Detoxification is usually the initial step in the recovery process. The idea is to wean yourself off the medicine while coping with withdrawal from oxycontin symptoms. A taper, or gradually reducing and eventually discontinuing drug use, may be used in some cases.

It’s natural to have withdrawal symptoms while detoxing.

Various types of medicines have different withdrawal symptoms, which necessitates different therapies. It’s better to gradually reduce the drug’s dosage or take medicine to help with withdrawal symptoms.

2: Therapy

Following detoxification, behavioral therapy is the conventional treatment for drug addiction. Depending on the needs, it can be done one-on-one, in a group, or in a family setting. 

It assists individuals in recognizing and changing their attitudes regarding drug misuse. It aids in the resolution of conflicting sentiments and the discovery of internal desire for change.

3: Self Help Groups

Being a part of a self-help group can help you recover from drug addiction. It entails getting together with others who have similar addiction illnesses and sharing experiences. 

It increases motivation and decreases feelings of isolation.

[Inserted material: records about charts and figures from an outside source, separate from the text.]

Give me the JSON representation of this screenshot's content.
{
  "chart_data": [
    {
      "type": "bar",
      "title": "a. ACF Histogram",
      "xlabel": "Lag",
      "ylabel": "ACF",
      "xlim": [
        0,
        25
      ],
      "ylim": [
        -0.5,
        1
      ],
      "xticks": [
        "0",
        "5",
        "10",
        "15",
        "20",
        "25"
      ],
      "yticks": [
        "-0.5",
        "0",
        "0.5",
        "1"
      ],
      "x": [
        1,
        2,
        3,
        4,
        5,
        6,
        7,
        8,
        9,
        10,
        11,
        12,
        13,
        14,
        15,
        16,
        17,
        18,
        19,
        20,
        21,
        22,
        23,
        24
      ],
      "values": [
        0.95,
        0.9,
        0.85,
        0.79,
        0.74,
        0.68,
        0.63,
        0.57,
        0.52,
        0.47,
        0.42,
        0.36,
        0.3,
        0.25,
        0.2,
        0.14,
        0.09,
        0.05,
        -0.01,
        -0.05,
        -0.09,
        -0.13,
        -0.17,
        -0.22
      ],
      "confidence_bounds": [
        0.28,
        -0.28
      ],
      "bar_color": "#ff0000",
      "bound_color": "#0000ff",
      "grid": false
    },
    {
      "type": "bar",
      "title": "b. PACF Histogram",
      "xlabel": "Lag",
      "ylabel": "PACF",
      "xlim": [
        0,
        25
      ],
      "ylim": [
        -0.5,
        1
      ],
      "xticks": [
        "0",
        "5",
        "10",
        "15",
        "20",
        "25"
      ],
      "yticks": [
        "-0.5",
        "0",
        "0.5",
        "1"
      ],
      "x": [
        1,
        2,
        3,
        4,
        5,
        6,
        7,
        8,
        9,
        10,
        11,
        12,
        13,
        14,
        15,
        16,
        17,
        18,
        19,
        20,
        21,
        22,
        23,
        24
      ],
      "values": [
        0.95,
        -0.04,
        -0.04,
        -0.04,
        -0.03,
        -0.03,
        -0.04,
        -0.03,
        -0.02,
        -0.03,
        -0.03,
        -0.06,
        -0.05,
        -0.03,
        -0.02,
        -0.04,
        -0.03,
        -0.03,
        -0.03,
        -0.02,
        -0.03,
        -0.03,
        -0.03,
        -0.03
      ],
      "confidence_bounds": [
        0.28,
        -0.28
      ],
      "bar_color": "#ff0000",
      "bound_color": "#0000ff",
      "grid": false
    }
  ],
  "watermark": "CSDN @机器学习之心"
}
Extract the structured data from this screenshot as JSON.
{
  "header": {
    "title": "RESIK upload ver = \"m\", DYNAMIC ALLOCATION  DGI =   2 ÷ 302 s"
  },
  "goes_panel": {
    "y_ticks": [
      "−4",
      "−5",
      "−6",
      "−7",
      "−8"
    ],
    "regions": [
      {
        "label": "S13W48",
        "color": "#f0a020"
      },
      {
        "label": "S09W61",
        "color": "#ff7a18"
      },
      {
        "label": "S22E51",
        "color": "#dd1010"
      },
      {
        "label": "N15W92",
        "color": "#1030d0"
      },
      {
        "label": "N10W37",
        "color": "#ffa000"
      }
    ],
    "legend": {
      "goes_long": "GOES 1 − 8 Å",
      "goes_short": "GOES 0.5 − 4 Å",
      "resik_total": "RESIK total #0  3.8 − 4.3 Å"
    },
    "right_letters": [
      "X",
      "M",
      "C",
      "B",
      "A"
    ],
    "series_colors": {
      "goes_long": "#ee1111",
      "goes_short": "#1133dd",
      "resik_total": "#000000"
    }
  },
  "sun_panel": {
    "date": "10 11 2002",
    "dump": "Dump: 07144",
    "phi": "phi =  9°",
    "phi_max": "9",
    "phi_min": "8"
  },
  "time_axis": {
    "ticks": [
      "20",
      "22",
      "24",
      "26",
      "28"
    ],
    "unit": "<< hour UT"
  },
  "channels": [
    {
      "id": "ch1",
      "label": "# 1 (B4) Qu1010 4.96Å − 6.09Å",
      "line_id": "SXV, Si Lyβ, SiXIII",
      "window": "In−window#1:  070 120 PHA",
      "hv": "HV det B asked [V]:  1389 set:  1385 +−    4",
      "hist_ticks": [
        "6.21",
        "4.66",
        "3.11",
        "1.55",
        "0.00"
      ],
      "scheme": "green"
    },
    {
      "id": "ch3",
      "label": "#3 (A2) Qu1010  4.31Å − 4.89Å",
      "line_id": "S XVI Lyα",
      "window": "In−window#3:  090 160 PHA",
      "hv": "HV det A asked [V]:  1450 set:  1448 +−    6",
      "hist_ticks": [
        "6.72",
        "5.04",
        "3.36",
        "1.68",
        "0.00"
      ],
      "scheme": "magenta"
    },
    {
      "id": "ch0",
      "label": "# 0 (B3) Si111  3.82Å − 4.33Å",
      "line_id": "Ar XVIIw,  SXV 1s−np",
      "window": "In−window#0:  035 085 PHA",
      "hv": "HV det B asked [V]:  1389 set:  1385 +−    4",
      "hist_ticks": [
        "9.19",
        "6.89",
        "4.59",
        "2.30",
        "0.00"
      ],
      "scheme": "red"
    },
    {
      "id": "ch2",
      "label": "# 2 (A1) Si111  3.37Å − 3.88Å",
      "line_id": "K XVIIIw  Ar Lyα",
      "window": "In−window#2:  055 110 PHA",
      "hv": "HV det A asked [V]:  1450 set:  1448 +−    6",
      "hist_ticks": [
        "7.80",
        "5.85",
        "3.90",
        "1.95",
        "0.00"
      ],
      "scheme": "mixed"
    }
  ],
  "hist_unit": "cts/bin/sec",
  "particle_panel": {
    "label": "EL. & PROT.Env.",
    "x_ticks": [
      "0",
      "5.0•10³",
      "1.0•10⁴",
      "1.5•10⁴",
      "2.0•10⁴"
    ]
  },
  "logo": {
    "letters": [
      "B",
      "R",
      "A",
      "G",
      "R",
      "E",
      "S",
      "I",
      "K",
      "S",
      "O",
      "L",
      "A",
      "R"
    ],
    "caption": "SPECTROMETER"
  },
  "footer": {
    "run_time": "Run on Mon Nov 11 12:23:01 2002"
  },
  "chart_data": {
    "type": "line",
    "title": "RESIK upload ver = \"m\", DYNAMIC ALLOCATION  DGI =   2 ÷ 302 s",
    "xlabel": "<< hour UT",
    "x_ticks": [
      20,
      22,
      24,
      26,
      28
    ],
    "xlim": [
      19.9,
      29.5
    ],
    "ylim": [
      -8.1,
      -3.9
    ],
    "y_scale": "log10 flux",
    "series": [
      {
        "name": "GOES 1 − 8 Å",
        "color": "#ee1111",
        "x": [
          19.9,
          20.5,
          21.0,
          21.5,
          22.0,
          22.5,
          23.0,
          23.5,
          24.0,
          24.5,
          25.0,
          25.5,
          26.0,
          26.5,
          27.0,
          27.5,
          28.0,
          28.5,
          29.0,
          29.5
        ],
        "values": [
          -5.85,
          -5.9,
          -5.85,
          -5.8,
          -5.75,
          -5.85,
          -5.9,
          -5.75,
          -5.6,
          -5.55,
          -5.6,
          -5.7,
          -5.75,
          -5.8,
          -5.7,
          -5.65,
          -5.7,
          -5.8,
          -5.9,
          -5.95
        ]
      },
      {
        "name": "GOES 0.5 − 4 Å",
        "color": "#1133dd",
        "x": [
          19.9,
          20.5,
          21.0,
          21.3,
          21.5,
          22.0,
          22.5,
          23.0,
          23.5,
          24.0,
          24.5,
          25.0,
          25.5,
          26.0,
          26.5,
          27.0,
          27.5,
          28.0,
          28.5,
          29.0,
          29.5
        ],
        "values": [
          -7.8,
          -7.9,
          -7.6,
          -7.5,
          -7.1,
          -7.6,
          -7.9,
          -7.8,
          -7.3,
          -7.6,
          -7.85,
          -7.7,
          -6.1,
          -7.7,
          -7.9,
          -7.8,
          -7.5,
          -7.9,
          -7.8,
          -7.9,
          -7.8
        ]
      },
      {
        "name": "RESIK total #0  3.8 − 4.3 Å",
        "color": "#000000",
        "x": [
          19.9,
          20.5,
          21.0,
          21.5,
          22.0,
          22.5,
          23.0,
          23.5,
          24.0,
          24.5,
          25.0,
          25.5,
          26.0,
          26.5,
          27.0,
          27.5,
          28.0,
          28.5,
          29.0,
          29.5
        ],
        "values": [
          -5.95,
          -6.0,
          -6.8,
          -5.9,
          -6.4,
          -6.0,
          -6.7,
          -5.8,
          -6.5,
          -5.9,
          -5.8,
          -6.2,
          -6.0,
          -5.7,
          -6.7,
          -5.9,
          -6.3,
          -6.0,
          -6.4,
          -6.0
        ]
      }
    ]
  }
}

These self-help organizations also serve as a tremendous source of support for their participants.

4: Medication

Medication is not a treatment for drug addiction on its own. It may, however, aid in the management of withdrawal symptoms during detoxification.

To avoid relapse and minimize cravings in the long run, a person may take medication. 

However, it should always be used in conjunction with other techniques like behavioral treatment or rehabilitation.

Putting It All Together

Drug addiction has become a major problem all over the world. It has an impact not just on the victim, but also on their family, friends, and society as a whole. 

Treatment for drug addiction is possible. The treatment is difficult but effective.

Hence, if you want more information on drug addiction, ping us in the comment section. We will come back with an answer in no time.